Wednesday, February 26, 2014

What Paco de Lucía can bring to the cybersecurity industry

Today we felt a bit orphans because we lost a master. The great Paco de Lucia has passed away, but his music will be eternal. And his lessons as well. He showed us that there was another way of doing things. He played flamenco in his way, he explored it merging it with other styles and beat purists’ rejection to become a world legend.



In the field of cybersecurity, the success of the fight against cybercrime likely lies as well in a different and unique approach to take the lead to offenders. Meanwhile, in 2013, Android malware increased by almost 500% up to 1.2 million threats, according to G Data.



As a matter of fact, Spain, the birthplace of the world famous guitarist, is one of the most affected regions by mobile malware, according to the "Report of Mobile Security Threats" that SophosLabs presented at the Mobile World Congress 2014 yesterday. In fact, it has increased sixfold the number of threats in the last 12 months. To these threats we also have to add the first Android trojan based on the Tor network that steals personal information from the infected device and sends it to a server within the anonymous network, which prevents it from detecting its location or its owner’s identify, as warned by Kaspersky Lab.

Given this scenario, users must be aware of the risks that their devices are facing, as well as pay attention to which WiFi networks they connect to, be even more cautious if they have jailbroken their phone, always upgrade the operating system, encrypt their device and protect it by a PIN, and install anti malware solutions to avoid being infected, insofar as possible.

We should not trust appearances.
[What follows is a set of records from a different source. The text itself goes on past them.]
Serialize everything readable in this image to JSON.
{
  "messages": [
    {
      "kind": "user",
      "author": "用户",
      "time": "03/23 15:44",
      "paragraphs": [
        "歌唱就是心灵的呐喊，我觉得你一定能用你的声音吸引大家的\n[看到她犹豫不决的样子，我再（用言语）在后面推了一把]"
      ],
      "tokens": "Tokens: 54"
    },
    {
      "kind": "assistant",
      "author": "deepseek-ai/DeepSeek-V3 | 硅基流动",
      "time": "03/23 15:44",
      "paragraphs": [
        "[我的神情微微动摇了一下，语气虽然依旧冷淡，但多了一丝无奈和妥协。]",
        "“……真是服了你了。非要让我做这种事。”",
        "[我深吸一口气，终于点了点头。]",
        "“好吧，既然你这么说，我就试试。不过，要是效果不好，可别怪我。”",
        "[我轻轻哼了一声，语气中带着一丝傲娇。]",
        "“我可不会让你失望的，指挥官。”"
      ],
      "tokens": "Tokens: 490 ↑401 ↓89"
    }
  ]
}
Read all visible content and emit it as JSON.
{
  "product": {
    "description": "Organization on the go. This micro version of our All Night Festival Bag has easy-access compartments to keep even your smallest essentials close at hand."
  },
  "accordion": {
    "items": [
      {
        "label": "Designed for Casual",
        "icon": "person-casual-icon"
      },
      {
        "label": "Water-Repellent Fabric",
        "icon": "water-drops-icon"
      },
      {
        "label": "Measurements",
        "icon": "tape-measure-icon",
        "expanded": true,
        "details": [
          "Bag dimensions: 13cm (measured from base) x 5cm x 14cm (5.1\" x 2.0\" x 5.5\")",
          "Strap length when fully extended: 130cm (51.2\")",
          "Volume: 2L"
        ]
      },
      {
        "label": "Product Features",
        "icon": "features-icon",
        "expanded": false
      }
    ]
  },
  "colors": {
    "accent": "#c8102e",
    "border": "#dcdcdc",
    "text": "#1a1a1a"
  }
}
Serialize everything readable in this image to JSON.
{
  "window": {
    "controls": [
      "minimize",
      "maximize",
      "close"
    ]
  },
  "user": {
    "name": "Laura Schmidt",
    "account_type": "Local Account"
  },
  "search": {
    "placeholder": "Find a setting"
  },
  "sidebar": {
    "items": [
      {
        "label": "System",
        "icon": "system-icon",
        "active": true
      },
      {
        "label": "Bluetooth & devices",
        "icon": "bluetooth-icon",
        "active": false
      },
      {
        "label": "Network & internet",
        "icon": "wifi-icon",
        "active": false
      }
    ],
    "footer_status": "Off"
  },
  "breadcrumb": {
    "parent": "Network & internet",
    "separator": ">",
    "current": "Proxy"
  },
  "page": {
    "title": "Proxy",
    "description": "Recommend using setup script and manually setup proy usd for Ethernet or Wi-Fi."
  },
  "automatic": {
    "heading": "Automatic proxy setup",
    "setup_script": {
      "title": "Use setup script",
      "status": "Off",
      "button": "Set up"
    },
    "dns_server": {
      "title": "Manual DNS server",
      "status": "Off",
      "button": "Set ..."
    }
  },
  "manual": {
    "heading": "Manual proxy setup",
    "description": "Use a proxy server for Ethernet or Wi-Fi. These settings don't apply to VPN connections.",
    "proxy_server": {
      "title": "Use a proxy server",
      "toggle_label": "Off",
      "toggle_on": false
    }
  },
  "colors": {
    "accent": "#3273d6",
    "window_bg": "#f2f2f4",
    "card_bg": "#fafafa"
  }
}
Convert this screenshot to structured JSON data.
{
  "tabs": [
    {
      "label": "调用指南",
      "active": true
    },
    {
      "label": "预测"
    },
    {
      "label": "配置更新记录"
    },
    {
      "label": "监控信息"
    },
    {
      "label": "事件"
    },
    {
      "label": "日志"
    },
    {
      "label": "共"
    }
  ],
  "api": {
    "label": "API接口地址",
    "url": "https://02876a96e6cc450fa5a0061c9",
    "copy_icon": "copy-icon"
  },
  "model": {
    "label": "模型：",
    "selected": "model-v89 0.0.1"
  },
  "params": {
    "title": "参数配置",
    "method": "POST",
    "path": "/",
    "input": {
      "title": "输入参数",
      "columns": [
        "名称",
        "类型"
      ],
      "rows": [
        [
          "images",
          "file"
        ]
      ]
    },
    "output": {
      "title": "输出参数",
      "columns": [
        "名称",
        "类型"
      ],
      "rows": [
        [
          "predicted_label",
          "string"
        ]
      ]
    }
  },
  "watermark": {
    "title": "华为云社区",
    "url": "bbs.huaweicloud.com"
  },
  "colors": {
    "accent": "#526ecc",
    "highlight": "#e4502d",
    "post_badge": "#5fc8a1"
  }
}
According to security researcher Raven Alder, to much sensitivity towards women, especially when it comes to physical security controls may turn in lowering the guard. Thus, she dares to ensure that "sexism can be a security vulnerability."

That said, another important point to consider in the war against cybercrime is to learn from every experience. Just as a musician rehearse again and again to correct his mistakes, the cybersecurity industry should analyze past attacks to prevent reoccurrence. That's what the analyst Roland Dobbins has made with DDoS attack campaign called "Operation Ababil" that was carried out in 5 phases between 2012 and 2014. Dobbins has dissected the attack in a presentation that you can download here.

Nothing more to add, rest in peace Paco de Lucía.